Deshalb habe ich versucht, herauszufinden, wie meine Vorfahren, die Deutsch-Böhmen, wohl zur Zeit meiner Urgroßmutter gekocht und gegessen haben. Zum Teil wußte ich es natürlich noch aus meiner Kindheit, als Mutter noch lebte und ebenso kochte. Die Details habe doch Frau Berta E I G N E R aus Julbach/Inn zu verdanken, die mit ihren 75 Jahren noch heute wie zu Hause, in Pojana Micului, kocht und mir viele Geheimnisse ihrer Kochkunst verraten hat.

2. Das Besondere der deutsch-böhmischen Küche

– ohne künstliche Zutaten

Daß diese Art zu essen schon fast zwei Jahrhunderte alt ist, sagte ich bereits. Dennoch ist es interessant und nicht ohne Bedeutung, sich darauf zu besinnen und zu sehen, wie man sich damals ohne Kühl­schrank, ohne Kühltruhe, ohne Supermarkt um die Ecke und ohne jedwede künstliche Mittel (Schadstoffe!) ernährte, Lebensmittel kon­servierte und mit einfachen Mittel sich abwechslungsreich ernährte. Denn es gab natürlich im Dörfchen Pojana Micului keinen Metzger, keinen Bäcker, keinen Lebensmittel- und Getränkeladen und auch keinen Obst- oder Gemüsehändler.

Jede Familie versorgte sich selbst, ohne künstliche Düngungsmittel oder Konservierungsstoffe auch nur zu kennen, geschweige denn anzuwenden. Und die nächste Stadt war ca. 30 km entfernt, was zu Fuß oder mit dem Pferd eine beträchtliche Strecke war.

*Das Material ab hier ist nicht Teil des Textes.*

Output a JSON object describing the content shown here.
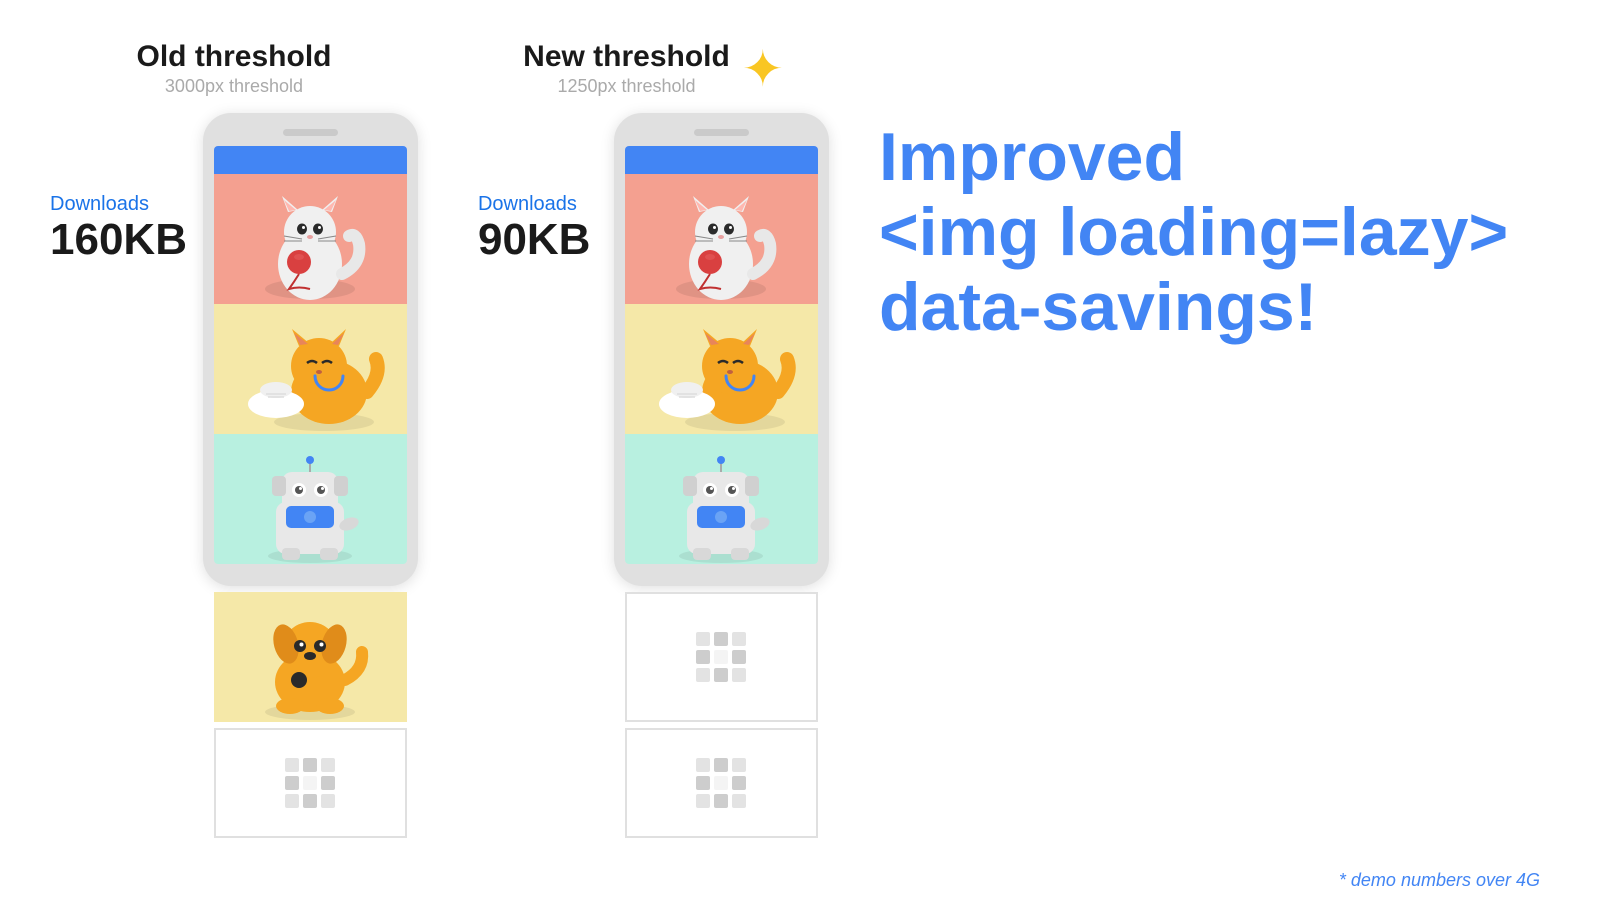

– einfach, aber schmackhaft und gesund

Da die Siedler in Buchenhain meist eher arm als reich waren und viele Kinder hatten – acht bis zehn waren fast die Regel -, sah man sich gezwungen, möglichst einfach, oftmals fast schon spartanisch zu kochen. Daß dies jedoch nicht auf Kosten der Schmackhaftigkeit, Natürlichkeit, vor allem aber der Gesundheit ging, zeigen die Rezepte, die ungemein schmackhafte und abwechslungsreiche Gerichte bieten.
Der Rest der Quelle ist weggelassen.